Add additional storage accounts to HDInsight

Learn how to use script actions to add additional Azure Storage accounts to HDInsight. The steps in this document add a storage account to an existing HDInsight cluster. This article applies to storage accounts (not the default cluster storage account), and not additional storage such as Azure Data Lake Storage Gen1 and Azure Data Lake Storage Gen2.

Important

The information in this document is about adding additional storage account(s) to a cluster after it has been created. For information on adding storage accounts during cluster creation, see Set up clusters in HDInsight with Apache Hadoop, Apache Spark, Apache Kafka, and more.

Prerequisites

How it works

During processing, the script does the following actions:

  • If the storage account already exists in the core-site.xml configuration for the cluster, the script exits and no further actions are done.

  • Verifies that the storage account exists and can be accessed using the key.

  • Encrypts the key using the cluster credential.

  • Adds the storage account to the core-site.xml file.
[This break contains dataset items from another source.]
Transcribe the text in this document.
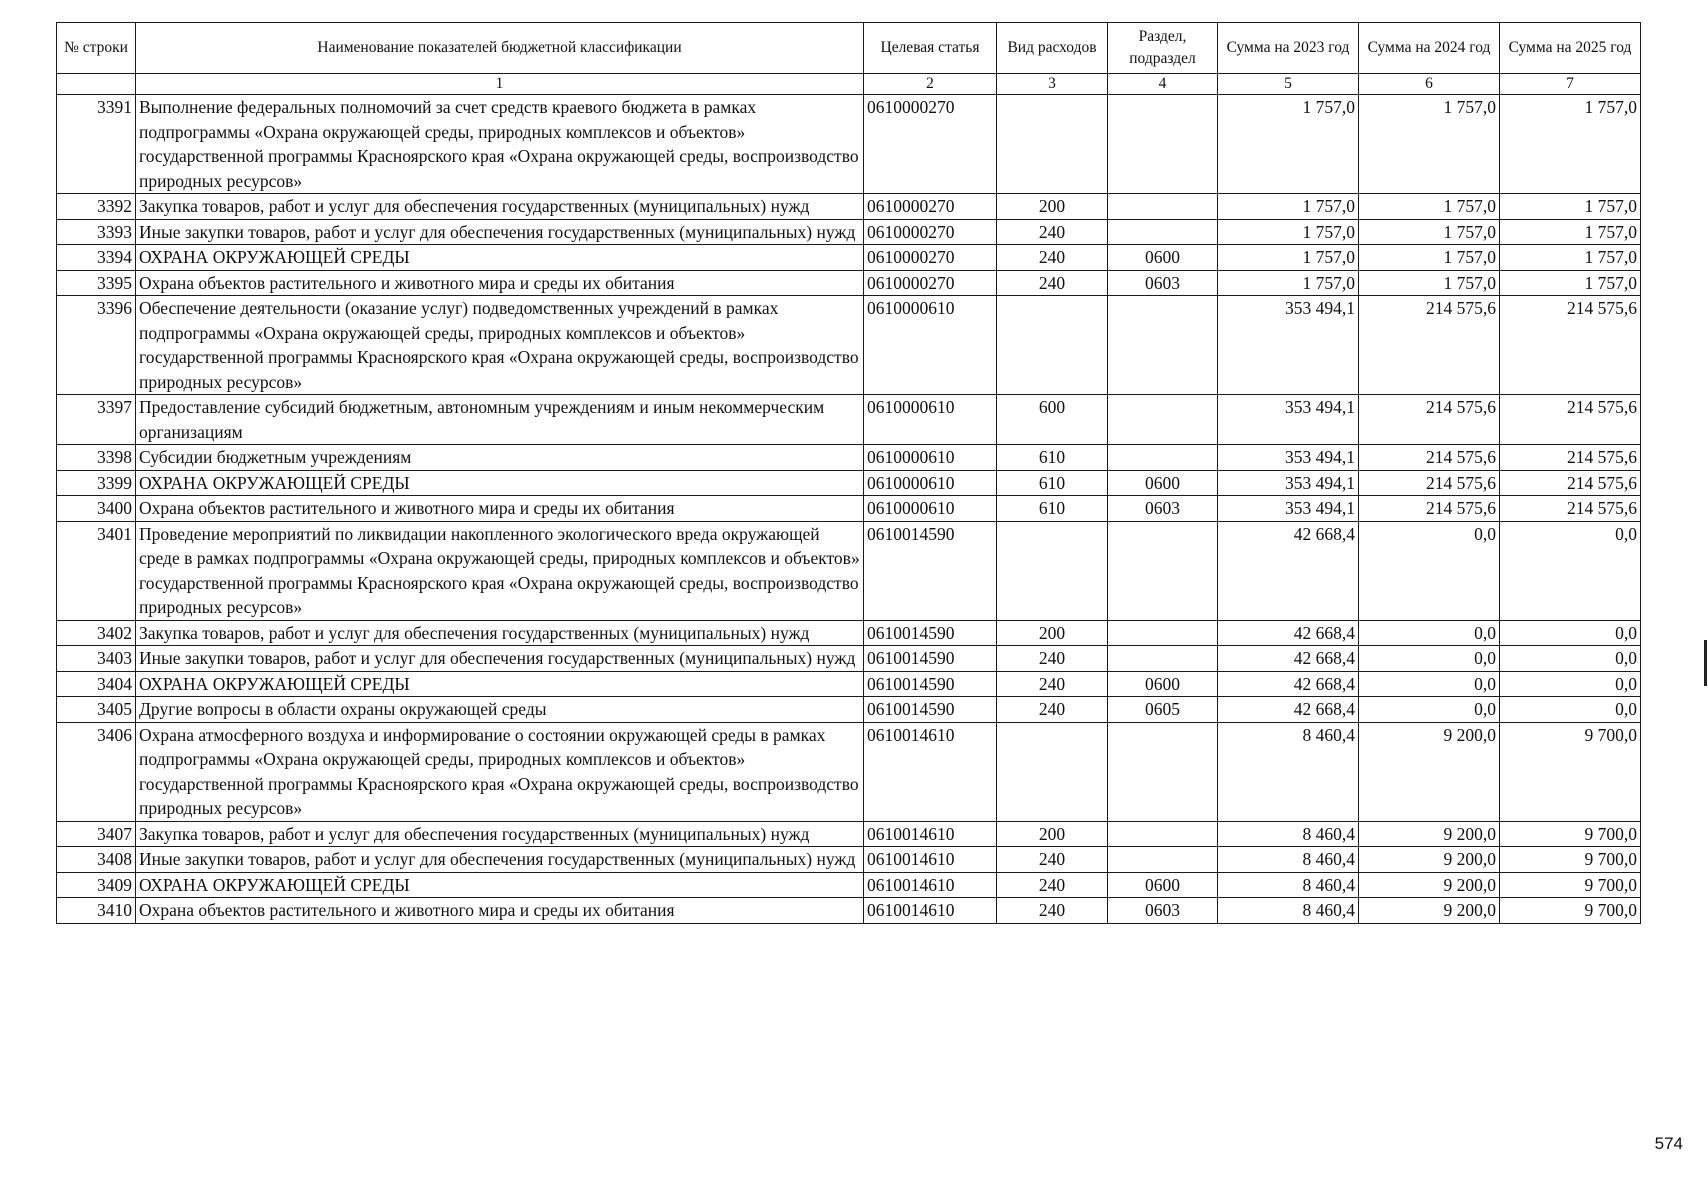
№ строки	Наименование показателей бюджетной классификации	Целевая статья	Вид расходов	Раздел, подраздел	Сумма на 2023 год	Сумма на 2024 год	Сумма на 2025 год
	1	2	3	4	5	6	7
3391	Выполнение федеральных полномочий за счет средств краевого бюджета в рамках подпрограммы «Охрана окружающей среды, природных комплексов и объектов» государственной программы Красноярского края «Охрана окружающей среды, воспроизводство природных ресурсов»	0610000270			1 757,0	1 757,0	1 757,0
3392	Закупка товаров, работ и услуг для обеспечения государственных (муниципальных) нужд	0610000270	200		1 757,0	1 757,0	1 757,0
3393	Иные закупки товаров, работ и услуг для обеспечения государственных (муниципальных) нужд	0610000270	240		1 757,0	1 757,0	1 757,0
3394	ОХРАНА ОКРУЖАЮЩЕЙ СРЕДЫ	0610000270	240	0600	1 757,0	1 757,0	1 757,0
3395	Охрана объектов растительного и животного мира и среды их обитания	0610000270	240	0603	1 757,0	1 757,0	1 757,0
3396	Обеспечение деятельности (оказание услуг) подведомственных учреждений в рамках подпрограммы «Охрана окружающей среды, природных комплексов и объектов» государственной программы Красноярского края «Охрана окружающей среды, воспроизводство природных ресурсов»	0610000610			353 494,1	214 575,6	214 575,6
3397	Предоставление субсидий бюджетным, автономным учреждениям и иным некоммерческим организациям	0610000610	600		353 494,1	214 575,6	214 575,6
3398	Субсидии бюджетным учреждениям	0610000610	610		353 494,1	214 575,6	214 575,6
3399	ОХРАНА ОКРУЖАЮЩЕЙ СРЕДЫ	0610000610	610	0600	353 494,1	214 575,6	214 575,6
3400	Охрана объектов растительного и животного мира и среды их обитания	0610000610	610	0603	353 494,1	214 575,6	214 575,6
3401	Проведение мероприятий по ликвидации накопленного экологического вреда окружающей среде в рамках подпрограммы «Охрана окружающей среды, природных комплексов и объектов» государственной программы Красноярского края «Охрана окружающей среды, воспроизводство природных ресурсов»	0610014590			42 668,4	0,0	0,0
3402	Закупка товаров, работ и услуг для обеспечения государственных (муниципальных) нужд	0610014590	200		42 668,4	0,0	0,0
3403	Иные закупки товаров, работ и услуг для обеспечения государственных (муниципальных) нужд	0610014590	240		42 668,4	0,0	0,0
3404	ОХРАНА ОКРУЖАЮЩЕЙ СРЕДЫ	0610014590	240	0600	42 668,4	0,0	0,0
3405	Другие вопросы в области охраны окружающей среды	0610014590	240	0605	42 668,4	0,0	0,0
3406	Охрана атмосферного воздуха и информирование о состоянии окружающей среды в рамках подпрограммы «Охрана окружающей среды, природных комплексов и объектов» государственной программы Красноярского края «Охрана окружающей среды, воспроизводство природных ресурсов»	0610014610			8 460,4	9 200,0	9 700,0
3407	Закупка товаров, работ и услуг для обеспечения государственных (муниципальных) нужд	0610014610	200		8 460,4	9 200,0	9 700,0
3408	Иные закупки товаров, работ и услуг для обеспечения государственных (муниципальных) нужд	0610014610	240		8 460,4	9 200,0	9 700,0
3409	ОХРАНА ОКРУЖАЮЩЕЙ СРЕДЫ	0610014610	240	0600	8 460,4	9 200,0	9 700,0
3410	Охрана объектов растительного и животного мира и среды их обитания	0610014610	240	0603	8 460,4	9 200,0	9 700,0
574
  • Stops and restarts the Apache Oozie, Apache Hadoop YARN, Apache Hadoop MapReduce2, and Apache Hadoop HDFS services. Stopping and starting these services allows them to use the new storage account.

Warning

Using a storage account in a different location than the HDInsight cluster is not supported.

Add storage account

Use Script Action to apply the changes with the following considerations:

Property Value
Bash script URI https://hdiconfigactions.blob.core.windows.net/linuxaddstorageaccountv01/add-storage-account-v01.sh
Node type(s) Head
Parameters ACCOUNTNAME ACCOUNTKEY -p (optional)
  • ACCOUNTNAME is the name of the storage account to add to the HDInsight cluster.
  • ACCOUNTKEY is the access key for ACCOUNTNAME.
  • -p is optional. If specified, the key isn't encrypted and is stored in the core-site.xml file as plain text.

Verification

When viewing the HDInsight cluster in the Azure portal, selecting the Storage Accounts entry under Properties doesn't display storage accounts added through this script action. Azure PowerShell and Azure CLI don't display the additional storage account either. The storage information isn't displayed because the script only modifies the core-site.xml configuration for the cluster. This information isn't used when retrieving the cluster information using Azure management APIs.

To verify the additional storage use one of the methods shown below:

PowerShell

The script will return the Storage Account name(s) associated with the given cluster. Replace CLUSTERNAME with the actual cluster name, and then run the script.

# Update values
$clusterName = "CLUSTERNAME"

$creds = Get-Credential -UserName "admin" -Message "Enter the cluster login credentials"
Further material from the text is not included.